The End of Linear IT Spending – From facilitation to leverage

Enterprises are rethinking how they spend on technology. IT budgets are no longer treated as a linear function of revenue, headcount, or scale.

By Florian Scheibmayr|January 28, 2026

The idea

Enterprises are rethinking how they spend on technology. IT budgets are no longer treated as a linear function of revenue, headcount, or scale. Instead, organisations are increasingly directing technology spend towards non-linear investments that deliver disproportionate impact, reduce marginal cost, and compound value over time.


What is driving non-linear technology spending

The traditional logic of IT spending was built for a world where technology supported the business. Today, technology increasingly defines how the business operates, competes, and grows. As digital platforms, automation, and AI become embedded in core operations, enterprises are realising that not all technology spend is equal. Some investments simply maintain the status quo, while others fundamentally change cost curves, decision quality, and scalability. As a result, leaders are no longer asking, “How much should we spend on IT?” They are asking, “Where can technology change the economics of the business?”


What has changed inside the enterprise

Several forces are converging: First, technology can now scale independently of labour. Cloud platforms, automation, and AI allow enterprises to grow volumes, customers, or transactions without adding people at the same rate. This breaks the historic link between business growth and IT cost growth.

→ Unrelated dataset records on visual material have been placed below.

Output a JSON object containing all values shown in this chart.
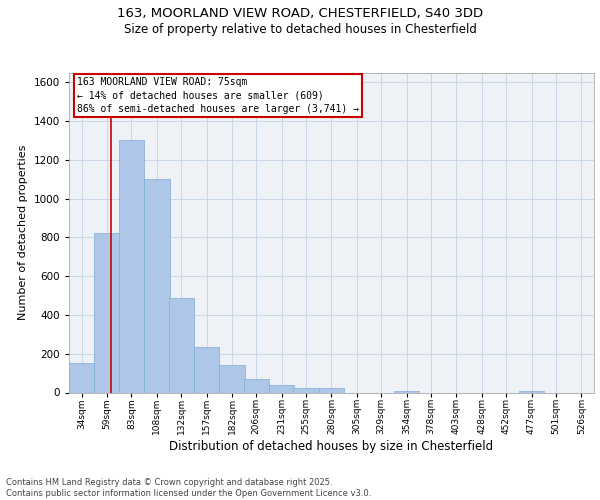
{
  "title_line1": "163, MOORLAND VIEW ROAD, CHESTERFIELD, S40 3DD",
  "title_line2": "Size of property relative to detached houses in Chesterfield",
  "xlabel": "Distribution of detached houses by size in Chesterfield",
  "ylabel": "Number of detached properties",
  "bin_labels": [
    "34sqm",
    "59sqm",
    "83sqm",
    "108sqm",
    "132sqm",
    "157sqm",
    "182sqm",
    "206sqm",
    "231sqm",
    "255sqm",
    "280sqm",
    "305sqm",
    "329sqm",
    "354sqm",
    "378sqm",
    "403sqm",
    "428sqm",
    "452sqm",
    "477sqm",
    "501sqm",
    "526sqm"
  ],
  "bar_values": [
    150,
    820,
    1300,
    1100,
    485,
    235,
    140,
    70,
    40,
    25,
    25,
    0,
    0,
    10,
    0,
    0,
    0,
    0,
    10,
    0,
    0
  ],
  "bar_color": "#aec6e8",
  "bar_edge_color": "#7dadd4",
  "grid_color": "#c8d8e8",
  "background_color": "#eef2f7",
  "red_line_x": 75,
  "bin_starts": [
    34,
    59,
    83,
    108,
    132,
    157,
    182,
    206,
    231,
    255,
    280,
    305,
    329,
    354,
    378,
    403,
    428,
    452,
    477,
    501,
    526
  ],
  "bin_width": 25,
  "ylim": [
    0,
    1650
  ],
  "yticks": [
    0,
    200,
    400,
    600,
    800,
    1000,
    1200,
    1400,
    1600
  ],
  "annotation_text": "163 MOORLAND VIEW ROAD: 75sqm\n← 14% of detached houses are smaller (609)\n86% of semi-detached houses are larger (3,741) →",
  "annotation_box_color": "#ffffff",
  "annotation_border_color": "#cc0000",
  "footer_text": "Contains HM Land Registry data © Crown copyright and database right 2025.\nContains public sector information licensed under the Open Government Licence v3.0.",
  "red_line_color": "#cc0000",
  "title_fontsize": 9.5,
  "subtitle_fontsize": 8.5,
  "ylabel_fontsize": 8,
  "xlabel_fontsize": 8.5,
  "ytick_fontsize": 7.5,
  "xtick_fontsize": 6.5,
  "annotation_fontsize": 7,
  "footer_fontsize": 6
}
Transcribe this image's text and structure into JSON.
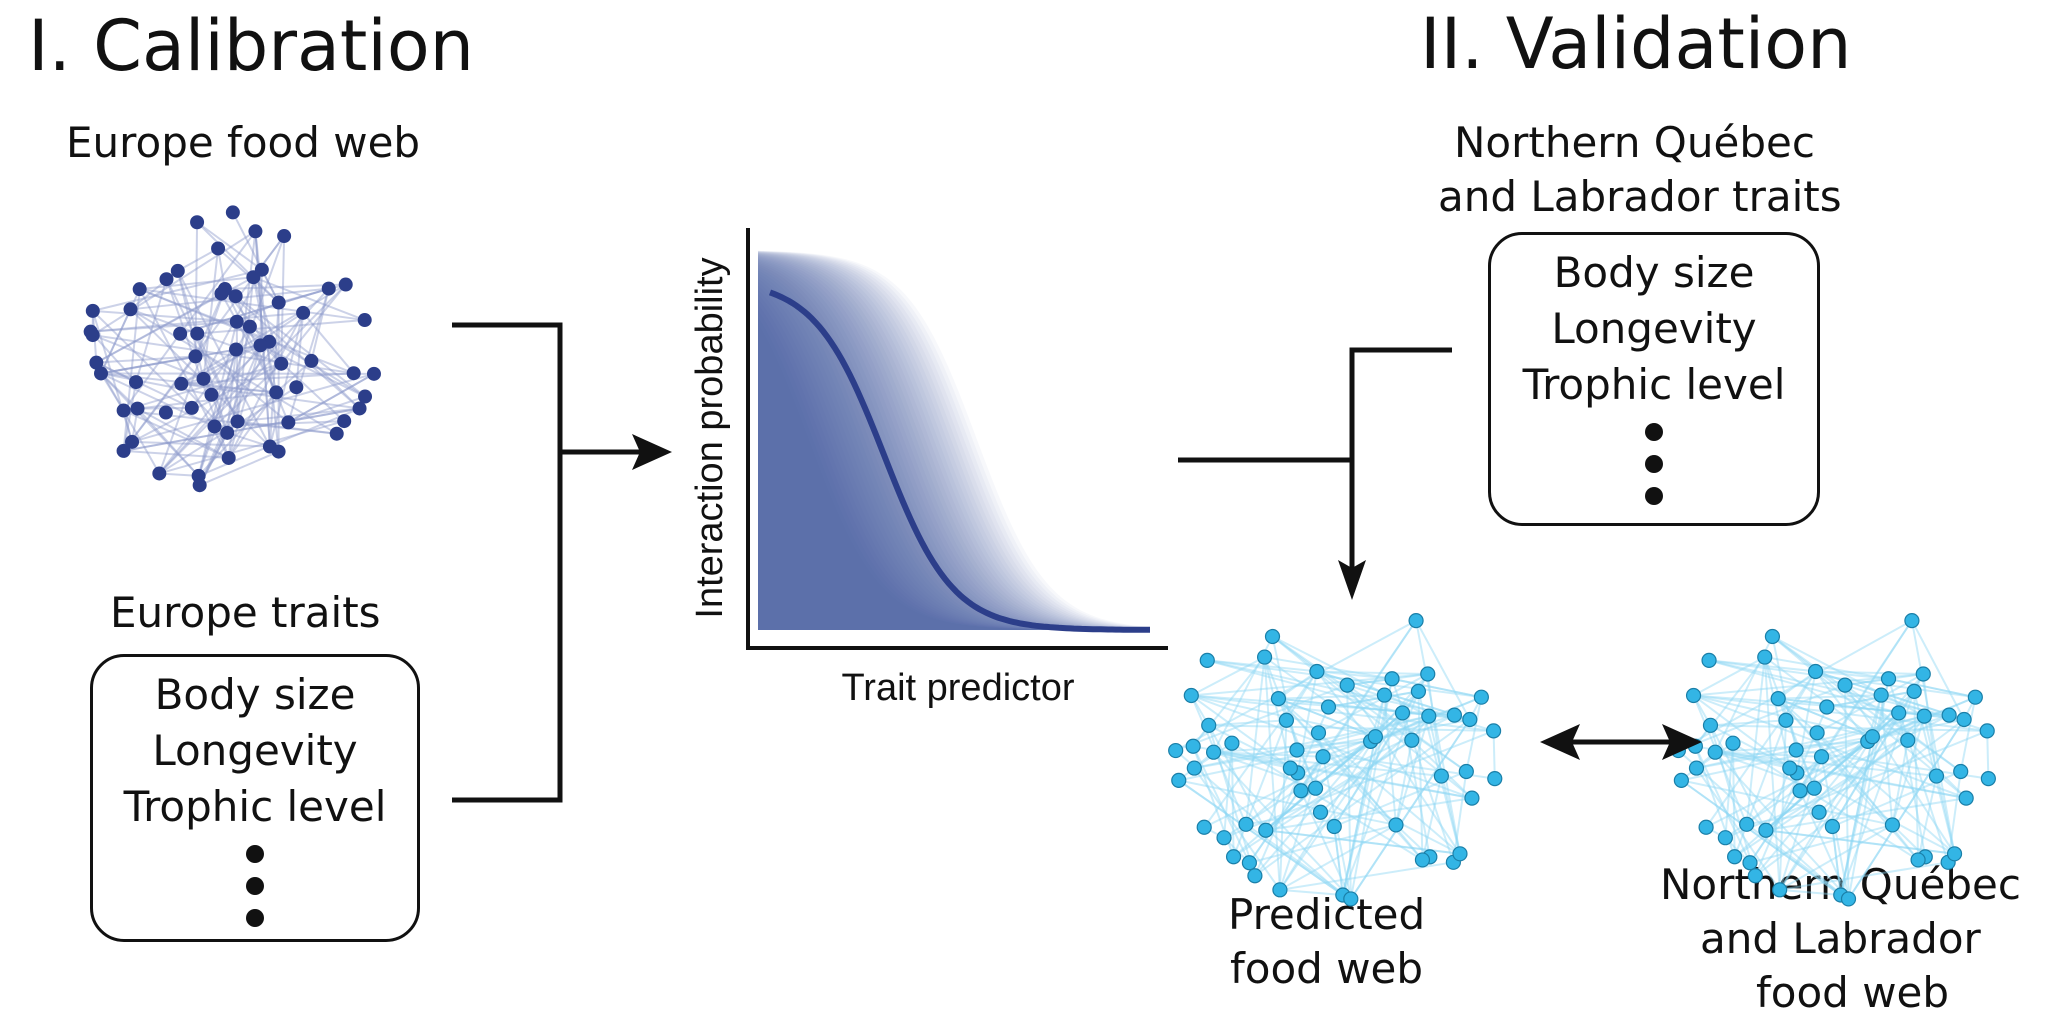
{
  "calibration": {
    "title": "I. Calibration",
    "food_web_label": "Europe food web",
    "traits_label": "Europe traits",
    "traits": [
      "Body size",
      "Longevity",
      "Trophic level"
    ]
  },
  "validation": {
    "title": "II. Validation",
    "traits_label_line1": "Northern Québec",
    "traits_label_line2": "and Labrador traits",
    "traits": [
      "Body size",
      "Longevity",
      "Trophic level"
    ],
    "predicted_label_line1": "Predicted",
    "predicted_label_line2": "food web",
    "observed_label_line1": "Northern Québec",
    "observed_label_line2": "and Labrador",
    "observed_label_line3": "food web"
  },
  "model_plot": {
    "xlabel": "Trait predictor",
    "ylabel": "Interaction probability"
  },
  "colors": {
    "europe_nodes": "#2c3e8a",
    "europe_edges": "#8f9bcc",
    "quebec_nodes": "#33b5e5",
    "quebec_edges": "#8fd8f4",
    "curve": "#2c3e8a",
    "band": "#4a5ea6"
  },
  "icons": [
    "europe-network-graph",
    "predicted-network-graph",
    "observed-network-graph",
    "logistic-curve"
  ]
}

Second, data and AI create compounding returns. Once built, data assets and models improve with use. The value generated in year three can be materially higher than in year one, without proportional increases in spend.

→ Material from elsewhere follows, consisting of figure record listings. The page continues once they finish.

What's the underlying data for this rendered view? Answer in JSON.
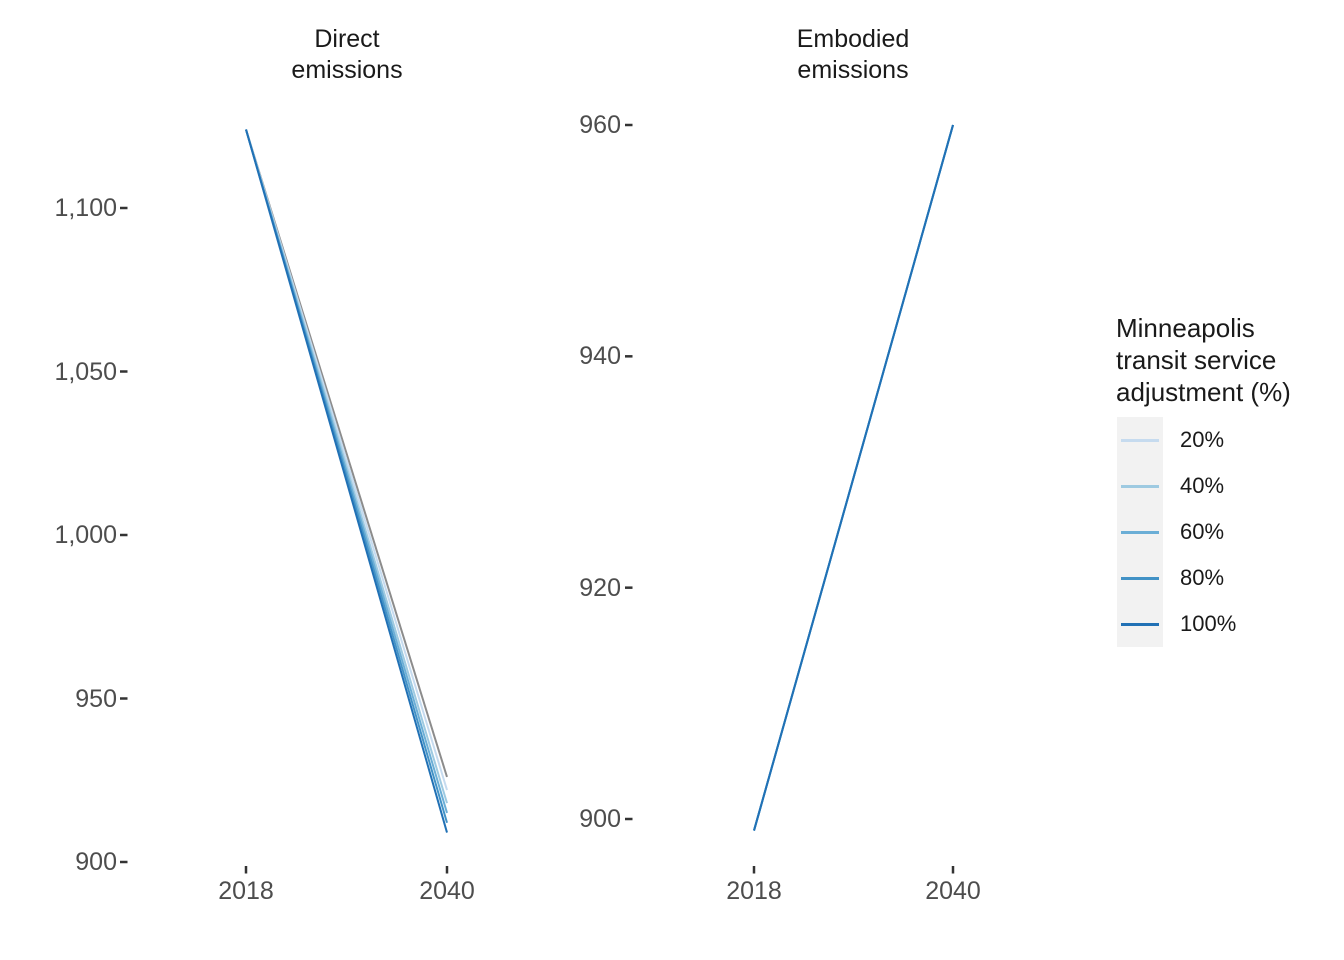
{
  "figure": {
    "background": "#FFFFFF",
    "axis_text_color": "#4D4D4D",
    "title_text_color": "#1A1A1A",
    "tick_mark_color": "#333333",
    "legend_key_background": "#F2F2F2",
    "baseline_line_color": "#8C8C8C"
  },
  "legend": {
    "title": "Minneapolis transit service adjustment (%)",
    "position": "right",
    "entries": [
      {
        "label": "20%",
        "color": "#C6DBEF"
      },
      {
        "label": "40%",
        "color": "#9ECAE1"
      },
      {
        "label": "60%",
        "color": "#6BAED6"
      },
      {
        "label": "80%",
        "color": "#4292C6"
      },
      {
        "label": "100%",
        "color": "#2171B5"
      }
    ]
  },
  "chart_data": [
    {
      "type": "line",
      "panel_title": "Direct emissions",
      "x": [
        2018,
        2040
      ],
      "x_tick_labels": [
        "2018",
        "2040"
      ],
      "xlabel": "",
      "ylabel": "",
      "y_ticks": [
        900,
        950,
        1000,
        1050,
        1100
      ],
      "y_tick_labels": [
        "900",
        "950",
        "1,000",
        "1,050",
        "1,100"
      ],
      "ylim": [
        898,
        1136
      ],
      "grid": false,
      "series": [
        {
          "name": "baseline",
          "in_legend": false,
          "color": "#8C8C8C",
          "values": [
            1124,
            926
          ]
        },
        {
          "name": "20%",
          "in_legend": true,
          "color": "#C6DBEF",
          "values": [
            1124,
            922
          ]
        },
        {
          "name": "40%",
          "in_legend": true,
          "color": "#9ECAE1",
          "values": [
            1124,
            918
          ]
        },
        {
          "name": "60%",
          "in_legend": true,
          "color": "#6BAED6",
          "values": [
            1124,
            915
          ]
        },
        {
          "name": "80%",
          "in_legend": true,
          "color": "#4292C6",
          "values": [
            1124,
            912
          ]
        },
        {
          "name": "100%",
          "in_legend": true,
          "color": "#2171B5",
          "values": [
            1124,
            909
          ]
        }
      ]
    },
    {
      "type": "line",
      "panel_title": "Embodied emissions",
      "x": [
        2018,
        2040
      ],
      "x_tick_labels": [
        "2018",
        "2040"
      ],
      "xlabel": "",
      "ylabel": "",
      "y_ticks": [
        900,
        920,
        940,
        960
      ],
      "y_tick_labels": [
        "900",
        "920",
        "940",
        "960"
      ],
      "ylim": [
        896,
        963
      ],
      "grid": false,
      "series": [
        {
          "name": "20%",
          "in_legend": true,
          "color": "#C6DBEF",
          "values": [
            899,
            960
          ]
        },
        {
          "name": "40%",
          "in_legend": true,
          "color": "#9ECAE1",
          "values": [
            899,
            960
          ]
        },
        {
          "name": "60%",
          "in_legend": true,
          "color": "#6BAED6",
          "values": [
            899,
            960
          ]
        },
        {
          "name": "80%",
          "in_legend": true,
          "color": "#4292C6",
          "values": [
            899,
            960
          ]
        },
        {
          "name": "100%",
          "in_legend": true,
          "color": "#2171B5",
          "values": [
            899,
            960
          ]
        }
      ]
    }
  ]
}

Third, risk has become asymmetric. When technology drives decisions, automation, and customer outcomes, failure carries outsized downside. This pushes enterprises to concentrate investment on fewer, higher-leverage initiatives that are well-governed and resilient, rather than spreading spend thinly across many programmes.

Fourth, financial discipline has tightened. Boards and CFOs are increasingly sceptical of large, open-ended transformation programmes. They favour investments with clear leverage, faster payback, and visible operating impact.

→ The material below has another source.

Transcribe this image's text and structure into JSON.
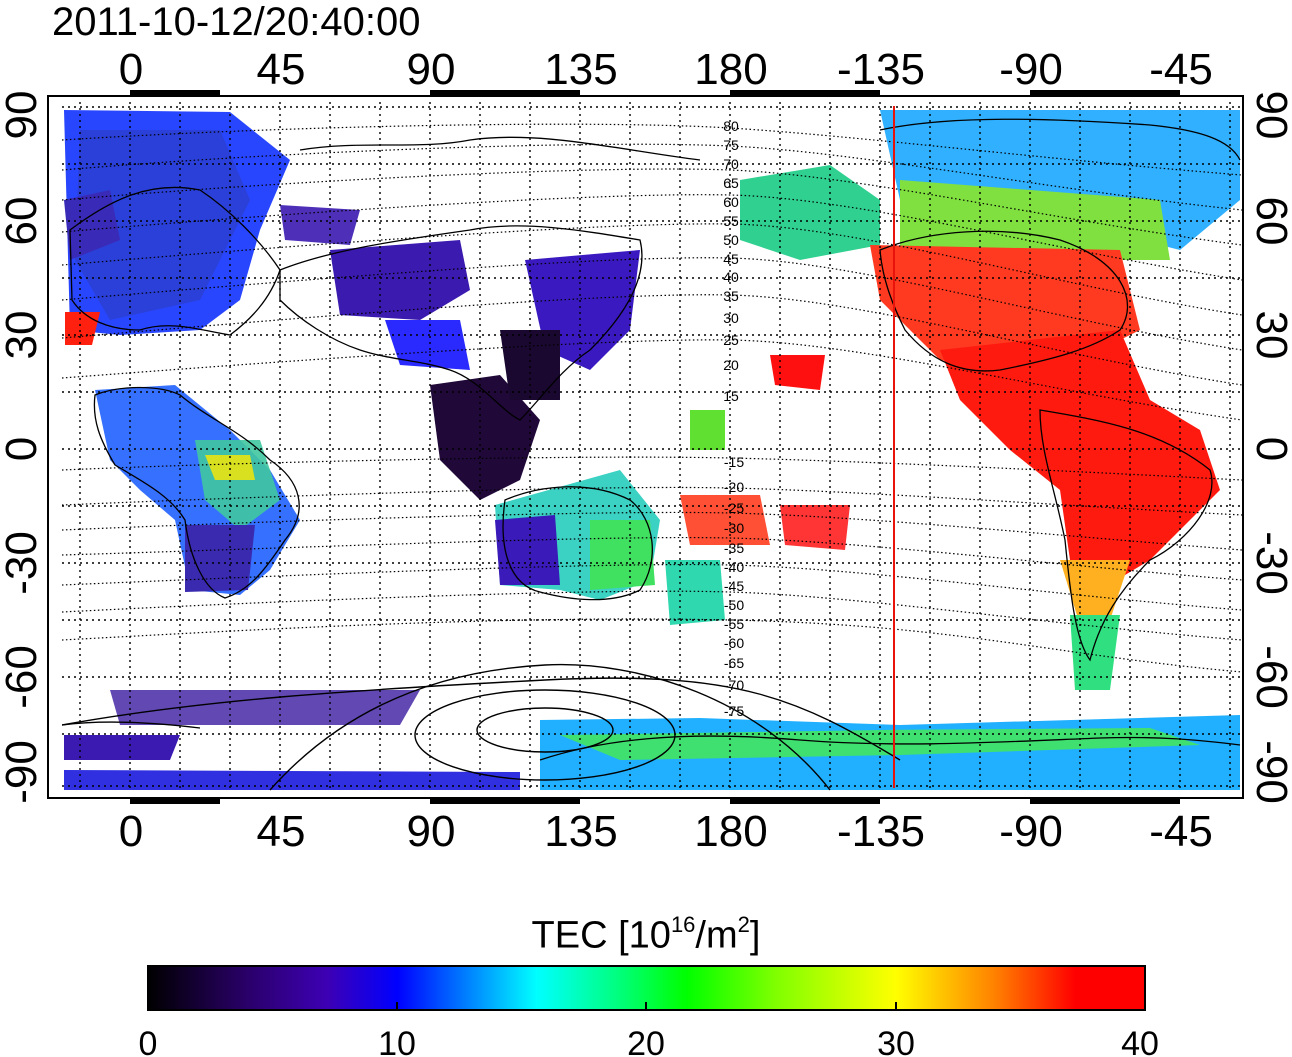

How spending behaviour is changing

Enterprise IT spending is becoming more selective and punctuated. Organisations pause initiatives quickly when leverage does not materialise and accelerate those that show early compounding effects. Long, linear roadmaps are giving way to modular bets that can scale rapidly or be stopped with limited sunk cost. Budgets are also shifting away from capacity maintenance towards capability creation. More funding flows to platforms, shared data layers, automation, and core digital assets. Less flows to work that must be repeated each year to sustain the same level of output.


The underlying logic

At its core, this shift reflects a change in how enterprises think about technology value. Linear IT spending buys capacity. Non-linear technology investment buys leverage. Capacity must be paid for repeatedly. Leverage continues to pay back over time.


The bottom line

Enterprises are not abandoning IT spending. They are becoming far more deliberate about it. As technology becomes central to business economics, leaders are concentrating investment where it reshapes cost curves, decision quality, and scalability. The future of enterprise IT is not about spending more or less. It is about spending differently.